India has protected all sensitive sectors, including dairy, rice and sugar, in the free trade agreement with the UK, Commerce and Industry Minister Piyush Goyal said on Saturday.
The pact will help boost exports of labour-intensive products like footwear, textiles, gems and jewellery, he added.
"We have protected all the sensitive sectors of India...we have not opened for the UK (those areas)...Zero compromise and extensive benefits make it a phenomenal free trade agreement (FTA)," Goyal told reporters here.
The agreement was signed on July 24 in London.
The agreement will open doors for India to the developed world, Goyal said.

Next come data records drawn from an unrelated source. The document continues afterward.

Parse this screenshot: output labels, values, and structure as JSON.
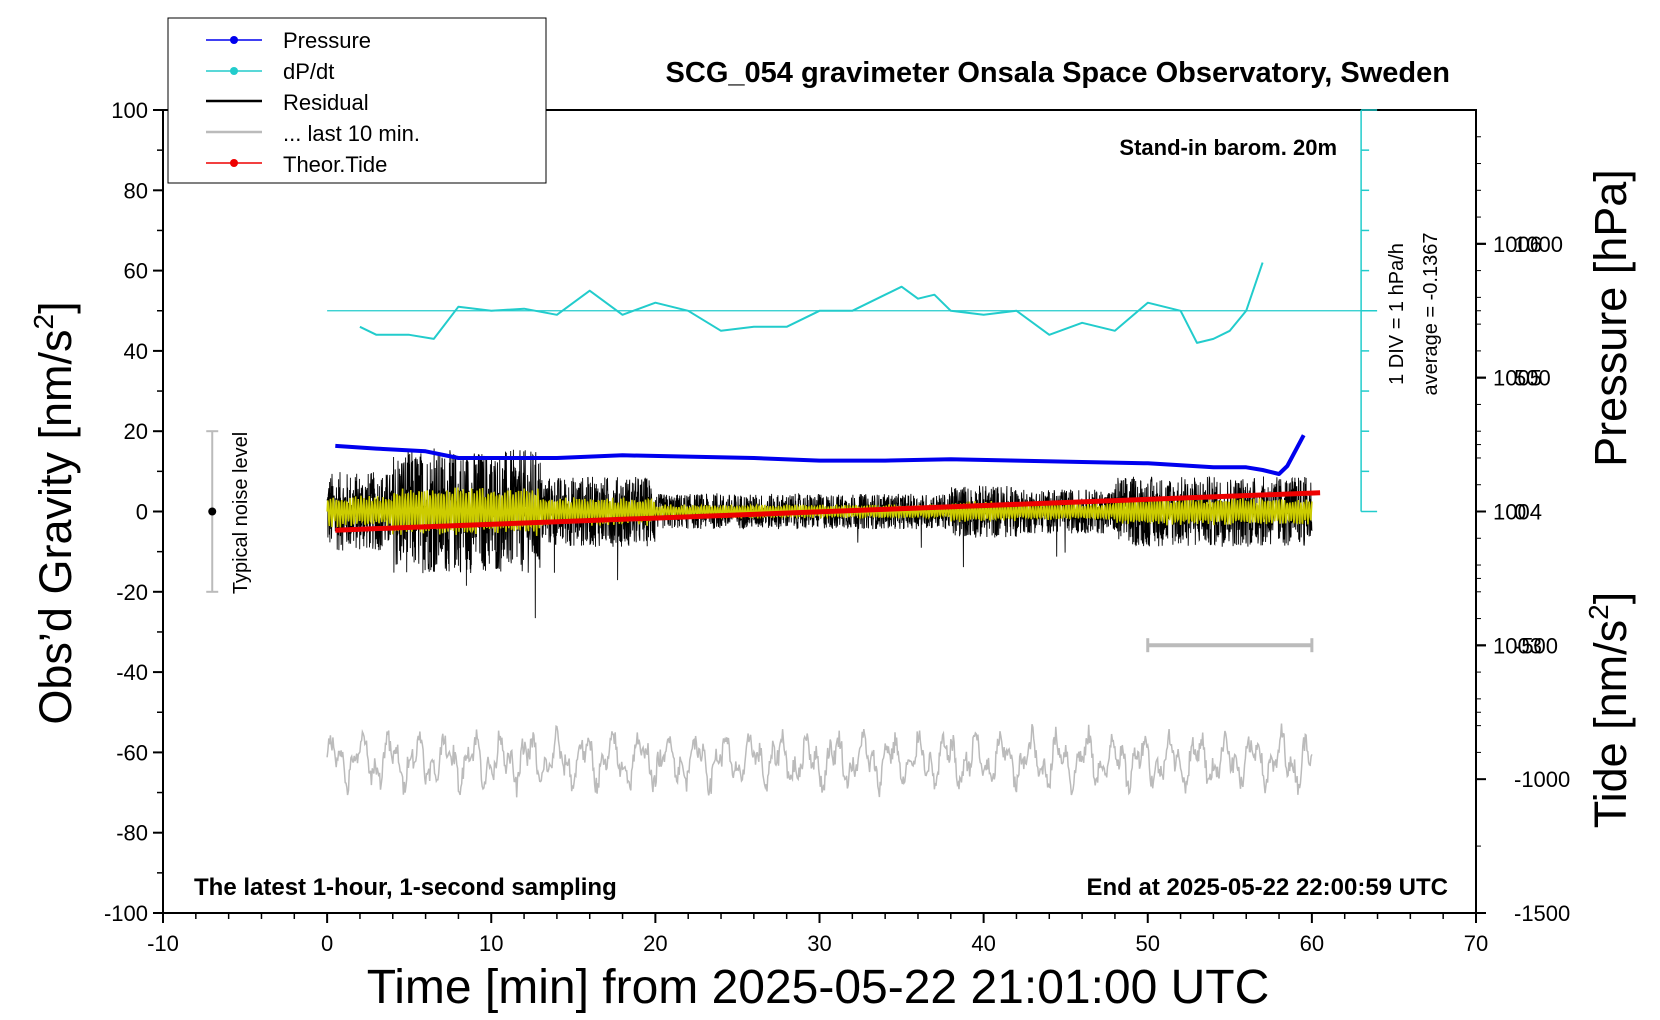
{
  "chart_data": {
    "type": "line",
    "title": "SCG_054 gravimeter Onsala Space Observatory, Sweden",
    "xlabel": "Time [min] from 2025-05-22 21:01:00 UTC",
    "ylabel_left_prefix": "Obs’d Gravity [nm/s",
    "ylabel_left_sup": "2",
    "ylabel_left_suffix": "]",
    "ylabel_pressure": "Pressure [hPa]",
    "ylabel_tide_prefix": "Tide [nm/s",
    "ylabel_tide_sup": "2",
    "ylabel_tide_suffix": "]",
    "xlim": [
      -10,
      70
    ],
    "ylim": [
      -100,
      100
    ],
    "pressure_lim": [
      1001.0,
      1007.0
    ],
    "tide_lim": [
      -1500,
      1500
    ],
    "x_ticks": [
      "-10",
      "0",
      "10",
      "20",
      "30",
      "40",
      "50",
      "60",
      "70"
    ],
    "y_ticks": [
      "100",
      "80",
      "60",
      "40",
      "20",
      "0",
      "-20",
      "-40",
      "-60",
      "-80",
      "-100"
    ],
    "pressure_ticks": [
      "1006",
      "1005",
      "1004",
      "1003"
    ],
    "tide_ticks": [
      "1000",
      "500",
      "0",
      "-500",
      "-1000",
      "-1500"
    ],
    "annotations": {
      "barometer": "Stand-in barom. 20m",
      "dpdt_scale": "1 DIV = 1 hPa/h",
      "dpdt_average": "average = -0.1367",
      "noise": "Typical noise level",
      "bottom_left": "The latest 1-hour, 1-second sampling",
      "bottom_right": "End at 2025-05-22 22:00:59 UTC"
    },
    "legend_position": "top-left",
    "legend": [
      {
        "name": "Pressure",
        "color": "#0000ee",
        "marker": true
      },
      {
        "name": "dP/dt",
        "color": "#22cccc",
        "marker": true
      },
      {
        "name": "Residual",
        "color": "#000000",
        "marker": false
      },
      {
        "name": "... last 10 min.",
        "color": "#bbbbbb",
        "marker": false
      },
      {
        "name": "Theor.Tide",
        "color": "#ee0000",
        "marker": true
      }
    ],
    "colors": {
      "pressure": "#0000ee",
      "dpdt": "#22cccc",
      "residual": "#000000",
      "residual_smooth": "#cccc00",
      "last10": "#bbbbbb",
      "tide": "#ee0000",
      "noise_bar": "#bbbbbb"
    },
    "series": [
      {
        "name": "Pressure",
        "axis": "pressure",
        "x": [
          0.5,
          3,
          6,
          8,
          10,
          14,
          18,
          22,
          26,
          30,
          34,
          38,
          42,
          46,
          50,
          54,
          56,
          57,
          58,
          58.5,
          59.5
        ],
        "values": [
          1004.49,
          1004.47,
          1004.45,
          1004.4,
          1004.4,
          1004.4,
          1004.42,
          1004.41,
          1004.4,
          1004.38,
          1004.38,
          1004.39,
          1004.38,
          1004.37,
          1004.36,
          1004.33,
          1004.33,
          1004.31,
          1004.28,
          1004.34,
          1004.57
        ]
      },
      {
        "name": "dP/dt",
        "axis": "dpdt",
        "x": [
          2,
          3,
          5,
          6.5,
          8,
          10,
          12,
          14,
          16,
          18,
          20,
          22,
          24,
          26,
          28,
          30,
          32,
          34,
          35,
          36,
          37,
          38,
          40,
          42,
          44,
          46,
          48,
          50,
          52,
          53,
          54,
          55,
          56,
          57
        ],
        "values": [
          -0.4,
          -0.6,
          -0.6,
          -0.7,
          0.1,
          0.0,
          0.05,
          -0.1,
          0.5,
          -0.1,
          0.2,
          0.0,
          -0.5,
          -0.4,
          -0.4,
          0.0,
          0.0,
          0.4,
          0.6,
          0.3,
          0.4,
          0.0,
          -0.1,
          0.0,
          -0.6,
          -0.3,
          -0.5,
          0.2,
          0.0,
          -0.8,
          -0.7,
          -0.5,
          0.0,
          1.2
        ]
      },
      {
        "name": "Theor.Tide",
        "axis": "tide",
        "x": [
          0.5,
          60.5
        ],
        "values": [
          -70,
          70
        ]
      }
    ]
  }
}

He also said that the Double Contribution Convention or social security agreement will help Indian professionals who are working on short-term contracts in the UK.
These professionals lose about 25 per cent of their income as they have to pay towards the UK's national security programme.
After the agreement, "they can pay the same amount in the provident fund in India. So, it will become their savings, and it is not the money lost, and that will become their pension or security for the future," Goyal said.
The pact will provide a level playing field to them, he said, adding that the India-UK FTA is a comprehensive agreement, which is going to be an important stepping stone to many more agreements with other advanced countries.
It sets the benchmark of high-quality FTAs that India will be doing in the future, he said.
Goyal added that every agreement stands on its own feet and "I think this can become the gold standard to ensure that India protects sensitive sectors and opens the doors, particularly in areas where it is highly labour-intensive and allows high-quality goods of technology to come to India".
He also informed that the legal service has been kept out of the agreement with Britain.
The pact may take about a year to come into force as it requires the approval of the UK parliament.
On opening the automobile sector in the FTA, he said there was a time when India could not do FTAs with many countries because they were not opening the sector, and due to that, India lost so many opportunities.
"How intelligently we have opened the sector in this FTA," the minister said, adding that to increase utilisation of this FTA, he will hold meetings with all the sectors in the days to come.
The minister will also visit states to share information and the benefits of this pact.
"We will be sensitising the sectors," he said.